The Web server is used to host the company’s web site. The site has two parts that are both hosted on the same server, a public part that is available over the Internet using the company’s URL http://www.harryandmae.com, and a “private” part that is available on the internal network only that is accessible only by using the internal URL http://www.haryandmae.local. Employees can log into the “private” Web site using their Windows login credentials and view their pay statements, work performance reports, vacation time, and other personal information. The franchise owner in Scranton, PA purchased and uses the domain www.HandMScranton.com for customers at his three restaurants. He also has an active Facebook page and Twitter and Instagram accounts. He often runs contest using these sites.

Campus workstations:

The company has over 400 Dell Optiplex 3020 workstations with Windows 7 Professional installed. All computers are joined to the company’s Active Directory domain. These computers are configured for IPv4 only, and IPSec is disabled by group policy. All workstations have Symantec Endpoint Protection installed. About 1/3 of employees have local administrator access in order to install and run applications. The company uses WSUS to update Microsoft applications. There is no standard process for updating other programs.

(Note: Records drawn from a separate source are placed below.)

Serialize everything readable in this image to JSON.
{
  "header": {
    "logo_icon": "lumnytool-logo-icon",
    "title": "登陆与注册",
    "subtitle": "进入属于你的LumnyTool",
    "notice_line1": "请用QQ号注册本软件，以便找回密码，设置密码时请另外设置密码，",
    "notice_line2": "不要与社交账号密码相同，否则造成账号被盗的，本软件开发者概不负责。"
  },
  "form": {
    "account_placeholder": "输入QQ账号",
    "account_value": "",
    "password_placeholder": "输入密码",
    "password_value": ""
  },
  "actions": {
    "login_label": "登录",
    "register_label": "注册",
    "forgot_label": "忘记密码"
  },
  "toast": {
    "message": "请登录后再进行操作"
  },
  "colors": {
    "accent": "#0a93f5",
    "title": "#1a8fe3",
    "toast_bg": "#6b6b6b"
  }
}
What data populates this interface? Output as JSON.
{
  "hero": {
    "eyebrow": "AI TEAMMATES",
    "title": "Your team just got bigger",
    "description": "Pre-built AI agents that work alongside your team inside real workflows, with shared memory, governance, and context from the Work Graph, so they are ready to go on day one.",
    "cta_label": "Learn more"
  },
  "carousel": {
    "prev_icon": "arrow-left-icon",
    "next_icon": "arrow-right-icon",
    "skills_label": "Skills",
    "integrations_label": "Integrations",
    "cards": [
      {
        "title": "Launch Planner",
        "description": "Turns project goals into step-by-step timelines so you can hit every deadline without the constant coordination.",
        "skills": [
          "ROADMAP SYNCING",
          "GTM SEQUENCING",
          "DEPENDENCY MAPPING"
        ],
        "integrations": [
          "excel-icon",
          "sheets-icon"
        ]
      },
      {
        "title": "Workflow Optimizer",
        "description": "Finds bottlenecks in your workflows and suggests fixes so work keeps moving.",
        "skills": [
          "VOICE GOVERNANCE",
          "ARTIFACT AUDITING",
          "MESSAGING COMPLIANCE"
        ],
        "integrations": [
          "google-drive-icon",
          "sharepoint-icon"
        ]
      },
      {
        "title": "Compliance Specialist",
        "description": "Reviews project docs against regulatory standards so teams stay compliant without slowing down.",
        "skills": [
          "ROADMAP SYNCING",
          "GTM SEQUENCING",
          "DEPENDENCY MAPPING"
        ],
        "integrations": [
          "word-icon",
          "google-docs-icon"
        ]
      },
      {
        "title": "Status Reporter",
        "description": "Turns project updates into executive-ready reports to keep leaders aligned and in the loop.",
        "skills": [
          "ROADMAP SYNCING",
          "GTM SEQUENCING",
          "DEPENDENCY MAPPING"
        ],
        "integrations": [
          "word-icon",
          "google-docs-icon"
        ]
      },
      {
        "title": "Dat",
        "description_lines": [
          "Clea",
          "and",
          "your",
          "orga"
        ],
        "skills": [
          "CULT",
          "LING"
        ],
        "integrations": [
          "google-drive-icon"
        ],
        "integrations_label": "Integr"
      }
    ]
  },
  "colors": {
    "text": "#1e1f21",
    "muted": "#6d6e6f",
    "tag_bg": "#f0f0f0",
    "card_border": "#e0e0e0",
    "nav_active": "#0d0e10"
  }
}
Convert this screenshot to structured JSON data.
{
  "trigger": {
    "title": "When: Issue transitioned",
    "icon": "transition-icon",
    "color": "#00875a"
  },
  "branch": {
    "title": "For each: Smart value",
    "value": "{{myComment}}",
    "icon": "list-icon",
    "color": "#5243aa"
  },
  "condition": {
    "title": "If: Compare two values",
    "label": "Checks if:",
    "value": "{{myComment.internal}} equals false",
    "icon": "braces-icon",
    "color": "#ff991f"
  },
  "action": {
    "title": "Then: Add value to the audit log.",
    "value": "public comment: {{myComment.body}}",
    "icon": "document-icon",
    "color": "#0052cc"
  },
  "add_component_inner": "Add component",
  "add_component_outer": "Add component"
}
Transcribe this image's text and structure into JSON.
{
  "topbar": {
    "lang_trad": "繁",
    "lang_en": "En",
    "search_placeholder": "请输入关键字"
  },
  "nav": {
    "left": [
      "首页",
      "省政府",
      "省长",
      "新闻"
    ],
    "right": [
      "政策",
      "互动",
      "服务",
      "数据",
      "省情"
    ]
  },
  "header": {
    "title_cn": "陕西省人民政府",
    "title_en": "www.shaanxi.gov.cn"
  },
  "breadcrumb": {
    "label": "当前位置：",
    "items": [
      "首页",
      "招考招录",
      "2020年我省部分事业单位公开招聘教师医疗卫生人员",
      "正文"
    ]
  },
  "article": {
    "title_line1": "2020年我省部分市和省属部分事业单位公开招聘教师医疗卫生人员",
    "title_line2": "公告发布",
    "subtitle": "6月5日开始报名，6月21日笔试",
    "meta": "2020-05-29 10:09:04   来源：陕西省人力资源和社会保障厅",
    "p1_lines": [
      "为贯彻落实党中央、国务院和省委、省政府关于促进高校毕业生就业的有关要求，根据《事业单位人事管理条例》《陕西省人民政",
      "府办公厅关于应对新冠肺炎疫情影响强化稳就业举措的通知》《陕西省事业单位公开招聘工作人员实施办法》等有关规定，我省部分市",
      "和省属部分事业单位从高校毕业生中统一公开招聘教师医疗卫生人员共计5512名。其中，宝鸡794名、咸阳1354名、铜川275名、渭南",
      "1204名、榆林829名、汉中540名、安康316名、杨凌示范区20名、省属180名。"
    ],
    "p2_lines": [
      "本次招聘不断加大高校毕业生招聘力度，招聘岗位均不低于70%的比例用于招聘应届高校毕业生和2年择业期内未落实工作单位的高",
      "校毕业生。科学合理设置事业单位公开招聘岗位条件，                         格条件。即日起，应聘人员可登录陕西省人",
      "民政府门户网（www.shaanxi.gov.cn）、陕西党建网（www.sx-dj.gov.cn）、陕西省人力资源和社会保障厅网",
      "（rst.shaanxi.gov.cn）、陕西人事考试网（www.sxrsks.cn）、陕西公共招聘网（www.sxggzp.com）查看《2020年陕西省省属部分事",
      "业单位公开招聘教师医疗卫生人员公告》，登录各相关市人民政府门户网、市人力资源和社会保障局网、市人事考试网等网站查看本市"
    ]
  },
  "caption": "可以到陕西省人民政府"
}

In spite of the new relaxed password rules, some employees still write their passwords down, and they can be found taped to the inside of drawers, on the bottom of mouse pads, or on notes stuck to their monitors. The company uses a Web front end for all of its applications, and the workstations are capable of accessing them using Microsoft’s Internet Explorer. IE10 is the company standard. Some employees have installed and use other browsers. Remote users have access to the same applications via the VPN.

Off campus:

The default configuration for new restaurants consists of a high speed Internet connection supplied by a local provider, a Network Address Translation (NAT) firewall device that includes a wireless access point, an office computer, and two point-of-sale computer systems that include credit card processing software. The WAP router at each store is procured and set-up by the franchise owner. All franchises are supposed to have free Internet WiFi for customers. All computers are Microsoft Windows 7 machines with Norton Antivirus software. All employees have user names and passwords for the system. There have been problems with computers becoming infected with malware because the point-of-sale software can be minimized. Point-of-sale computers connect with the corporate headquarters for payment processing using Microsoft PPTP VPN clients on each machine.